Donald Trump is going to be the next president of the United States, and he will have the Democratic National Committee to thank for it. Much has been made of the “math” of the Democratic nomination, and how it favors Hillary Clinton — in large part due to her huge lead in unpledged “superdelegates.”

But for a moment, let’s set aside the math of the Democratic primary, and look at the big picture: What matters for the general election is who can win swing states and ensure high voter turnout and enthusiasm in solidly blue states. In this regard, Bernie Sanders is clearly the more electable candidate.

Bernie Sanders can beat Donald Trump, possibly taking the House and Senate with him. Hillary Clinton can do none of these things. Polls be damned: if Hillary Clinton wins the Democratic nomination, Donald Trump will win the presidency. Count on it.

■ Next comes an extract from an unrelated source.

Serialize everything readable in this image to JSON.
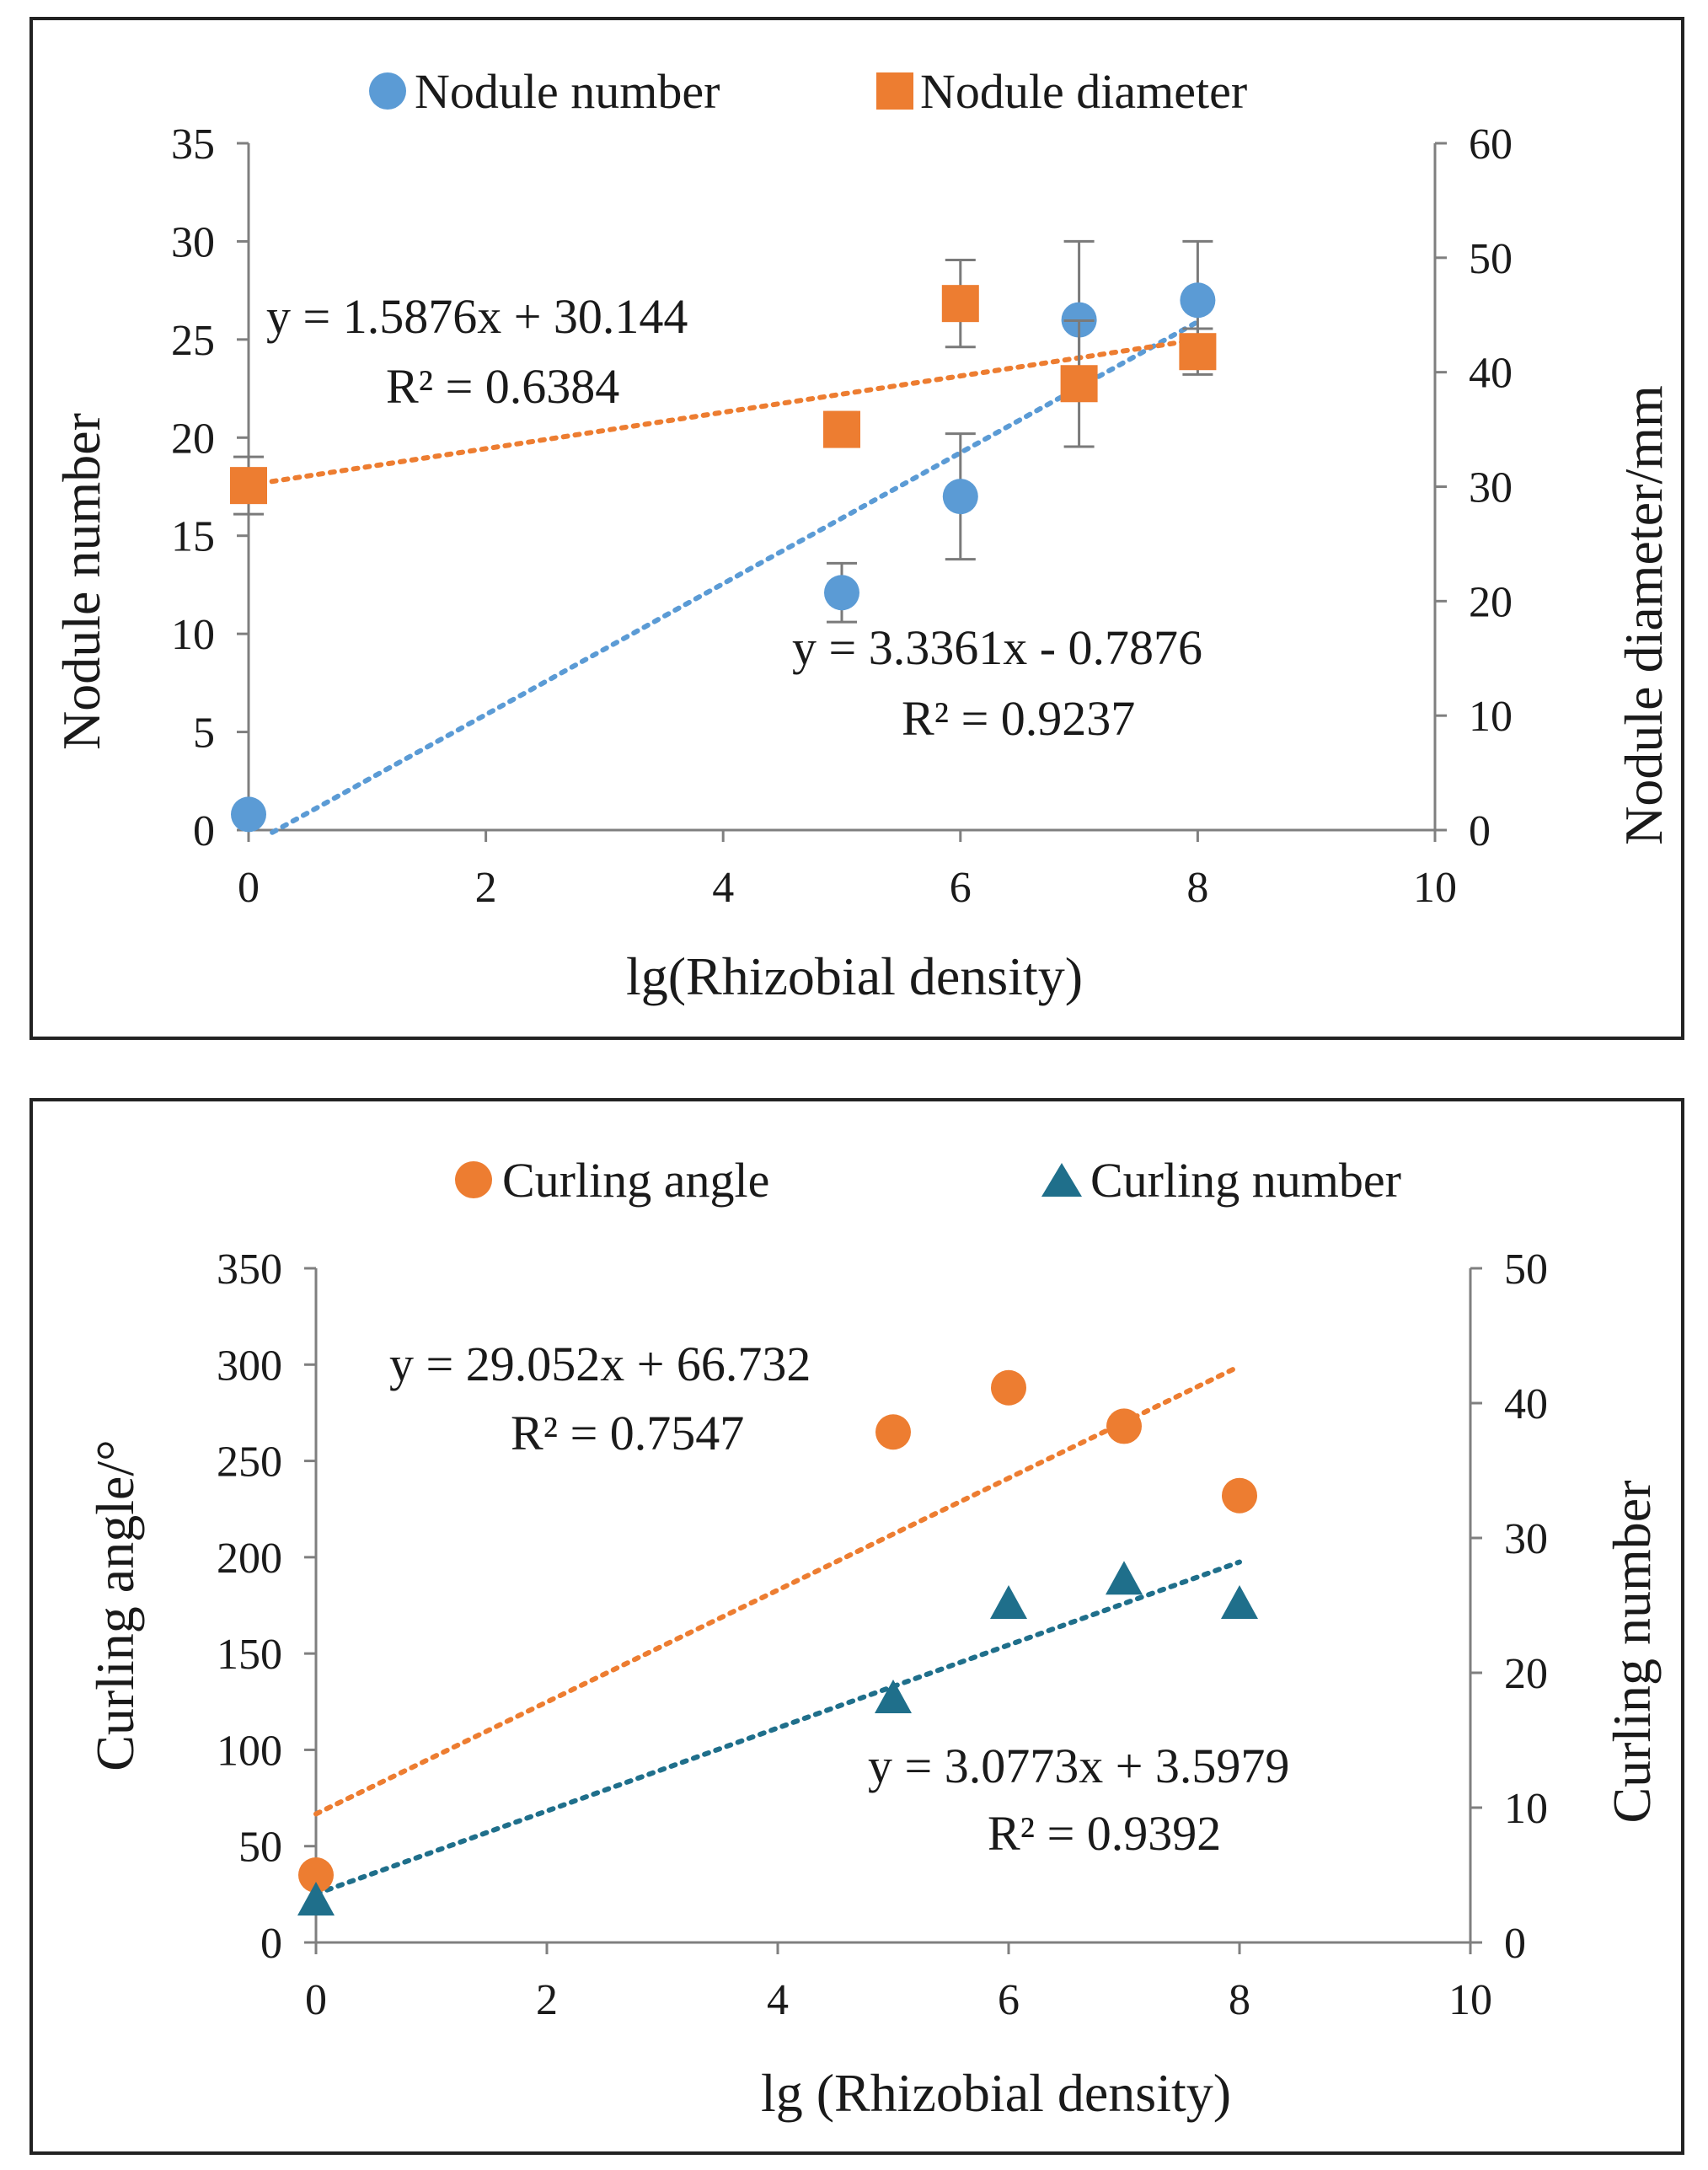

Wow. "Polls be damned", "Count on it". Talk about being vindicated. IIRC Hillary's 2016 vote count is less than Romney's when he lost to Obama in 2012. More racist, islamophobic Americans voted for a Kenyan/American named "Barack Hussein Obama" than for Hillary. And before you say, "sexism" her own demographic was ambivalent towards her this year. The loss comes down to HRC and the kind of politician she is who was wrong for the moment. Unless they can admit that, the postmortem will be incomplete.
 

duckroll

Member
What an embarrassing pile of excuses. Comey, Comey, Comey. Nothing about their miscalculation in relying on data too much, no reflection on their failure to reach out to certain states, nothing on failing to energize their base. Just Comey. It would have been better if they jusy said they lost the election in the last week because polling data gave them such a hard on tey got complacent. None of that either! Comey!!!!